Figure 6. Loxl2 modulates invasiveness of PyMT cells and Snail1 protein levels.

(A) Representative images of invasion assays on matrigel (left panels) and quantification (right panels) of PyMT cells (n=3, each) displaying altered levels of Loxl2 as indicated. Error bars represent standard error. *P<0.05; ***P<0.001 (Student's t-test; unpaired, 2-tailed). (B) Protein levels of different EMT and migration markers in three independent PyMT cell lines (T1, T2, T3) generated from the indicated genotypes infected or not with Cre recombinase; α-tubulin was used as loading control. (C) Quantification of Snail1 mRNA levels by RT-qPCR in PyMT cells with Loxl2 deletion or overexpression and corresponding controls in one representative cell culture of each of the genotypes. (D) Representative images of immunofluorescence analysis of Snail1 expression (green) in PyMT tumors lacking Loxl2 (bottom panels) compared with their paired controls (upper panels) revealing decreased nuclear Snail1 levels in the absence of Loxl2. Nuclei are detected with Dapi (blue). Merge confocal microscopy images (middle panels) and magnifications (x2) are shown (right panels). Scale bar: 20 μm. (E) Quantitation of the percentage Snail1-positive and Snail1-negative cells (left) and the mean intensity of Snail1 nuclear staining (arbitrary units) (right). A minimum of three random fields were analyzed per sample (n=6 for PyMT;L2^fl/fl; n=7 for PyMT;L2^Δ/-). Error bars represent standard error. *P<0.05; ***P<0.001 (Student’s t-test; unpaired, 2-tailed).

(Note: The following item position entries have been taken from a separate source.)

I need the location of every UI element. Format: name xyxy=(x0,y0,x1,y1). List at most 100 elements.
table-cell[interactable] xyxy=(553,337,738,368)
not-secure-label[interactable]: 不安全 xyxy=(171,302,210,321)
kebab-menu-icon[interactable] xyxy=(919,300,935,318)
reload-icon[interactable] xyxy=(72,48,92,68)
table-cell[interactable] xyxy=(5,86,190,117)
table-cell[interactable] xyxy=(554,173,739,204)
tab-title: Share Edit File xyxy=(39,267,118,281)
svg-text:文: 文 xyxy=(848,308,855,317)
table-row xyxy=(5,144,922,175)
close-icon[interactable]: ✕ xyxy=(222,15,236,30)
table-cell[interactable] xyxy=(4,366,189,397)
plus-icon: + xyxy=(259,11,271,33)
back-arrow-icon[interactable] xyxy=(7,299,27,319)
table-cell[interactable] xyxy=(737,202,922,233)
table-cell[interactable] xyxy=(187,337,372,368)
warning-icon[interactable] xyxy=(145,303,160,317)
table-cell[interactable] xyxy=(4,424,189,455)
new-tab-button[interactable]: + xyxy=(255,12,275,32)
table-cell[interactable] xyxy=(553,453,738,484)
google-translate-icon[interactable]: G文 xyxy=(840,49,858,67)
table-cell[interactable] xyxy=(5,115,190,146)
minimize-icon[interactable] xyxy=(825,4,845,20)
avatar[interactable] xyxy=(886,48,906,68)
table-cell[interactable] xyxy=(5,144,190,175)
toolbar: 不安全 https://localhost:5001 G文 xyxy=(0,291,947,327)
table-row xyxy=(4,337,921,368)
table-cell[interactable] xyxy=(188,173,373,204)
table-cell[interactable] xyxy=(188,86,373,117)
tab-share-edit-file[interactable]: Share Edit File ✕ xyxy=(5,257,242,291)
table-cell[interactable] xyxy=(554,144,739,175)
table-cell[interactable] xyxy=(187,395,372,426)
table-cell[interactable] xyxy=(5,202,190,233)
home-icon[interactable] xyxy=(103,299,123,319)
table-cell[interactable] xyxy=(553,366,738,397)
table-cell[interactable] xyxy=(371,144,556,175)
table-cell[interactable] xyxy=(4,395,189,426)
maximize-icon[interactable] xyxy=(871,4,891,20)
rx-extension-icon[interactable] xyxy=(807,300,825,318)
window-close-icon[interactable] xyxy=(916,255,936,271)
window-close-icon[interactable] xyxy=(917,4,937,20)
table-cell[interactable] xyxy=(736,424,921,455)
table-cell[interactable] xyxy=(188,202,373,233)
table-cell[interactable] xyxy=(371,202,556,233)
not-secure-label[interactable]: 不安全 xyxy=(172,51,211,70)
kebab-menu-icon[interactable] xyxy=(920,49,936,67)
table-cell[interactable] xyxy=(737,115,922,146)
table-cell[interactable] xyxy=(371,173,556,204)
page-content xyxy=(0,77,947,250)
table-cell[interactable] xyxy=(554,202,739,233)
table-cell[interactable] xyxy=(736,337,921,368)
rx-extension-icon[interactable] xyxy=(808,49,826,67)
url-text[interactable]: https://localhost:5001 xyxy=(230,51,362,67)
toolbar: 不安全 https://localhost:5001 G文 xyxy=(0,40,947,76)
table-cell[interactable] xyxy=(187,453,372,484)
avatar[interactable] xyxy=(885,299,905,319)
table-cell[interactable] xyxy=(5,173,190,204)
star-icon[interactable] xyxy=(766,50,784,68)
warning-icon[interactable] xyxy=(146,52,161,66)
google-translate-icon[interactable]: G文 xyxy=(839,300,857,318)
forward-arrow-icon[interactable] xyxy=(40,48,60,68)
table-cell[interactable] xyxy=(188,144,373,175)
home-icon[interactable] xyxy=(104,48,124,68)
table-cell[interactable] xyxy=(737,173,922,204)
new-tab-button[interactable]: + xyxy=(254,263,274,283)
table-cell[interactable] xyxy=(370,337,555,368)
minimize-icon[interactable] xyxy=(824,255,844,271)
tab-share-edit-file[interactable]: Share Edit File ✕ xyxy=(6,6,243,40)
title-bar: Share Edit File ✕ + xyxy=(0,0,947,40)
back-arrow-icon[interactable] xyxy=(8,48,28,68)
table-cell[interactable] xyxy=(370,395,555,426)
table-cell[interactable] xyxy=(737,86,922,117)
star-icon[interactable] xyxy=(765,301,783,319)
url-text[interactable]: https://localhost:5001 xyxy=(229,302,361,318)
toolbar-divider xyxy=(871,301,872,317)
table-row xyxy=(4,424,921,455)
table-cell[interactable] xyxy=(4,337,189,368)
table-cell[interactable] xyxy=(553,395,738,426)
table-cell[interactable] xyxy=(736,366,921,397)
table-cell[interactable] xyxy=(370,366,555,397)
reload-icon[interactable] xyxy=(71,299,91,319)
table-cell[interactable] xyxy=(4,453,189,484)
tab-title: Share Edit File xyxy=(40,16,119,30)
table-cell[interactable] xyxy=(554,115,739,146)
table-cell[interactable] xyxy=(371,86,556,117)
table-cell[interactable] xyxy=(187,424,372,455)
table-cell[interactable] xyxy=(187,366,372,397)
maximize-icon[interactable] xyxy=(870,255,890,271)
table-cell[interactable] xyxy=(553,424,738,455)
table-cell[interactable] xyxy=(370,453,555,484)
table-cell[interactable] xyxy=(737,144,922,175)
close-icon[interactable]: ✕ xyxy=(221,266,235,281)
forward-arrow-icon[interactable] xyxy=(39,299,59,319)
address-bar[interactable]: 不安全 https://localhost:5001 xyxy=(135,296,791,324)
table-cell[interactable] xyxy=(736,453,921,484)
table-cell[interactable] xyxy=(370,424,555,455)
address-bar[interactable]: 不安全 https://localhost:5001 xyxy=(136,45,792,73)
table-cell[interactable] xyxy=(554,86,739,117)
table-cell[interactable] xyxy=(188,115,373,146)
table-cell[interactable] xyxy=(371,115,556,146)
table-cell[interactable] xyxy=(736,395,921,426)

Figure 7. Snail1 overexpression restores invasive properties of PyMT-Loxl2 deficient cells.

(A) Snail1 protein levels of PyMT-GFP (control) and PyMT-Cre (Loxl2-deficient) cell lines in vitro manipulated for Snail1 overexpression (GFP-Snail1 and Cre-Snail1) (right panels) or empty control vector (left panels) by lentiviral infection. α-tubulin was used as loading control. (B) Representative images of invasion assays on matrigel (upper panels) and quantification (bottom panel) of PyMT;L2^fl/fl-GFP and PyMT;L2^fl/fl-Cre cells overexpressing Snail1 or control vector. Experiments were performed twice with two independent PyMT tumor cell lines (T1, T2); triplicates for each of the Loxl2 and Snail1 combinations were analyzed. Error bars represent standard error. *P<0.05; ***P< 0.001; n.s., not significant (Student's t-test; unpaired, 2-tailed).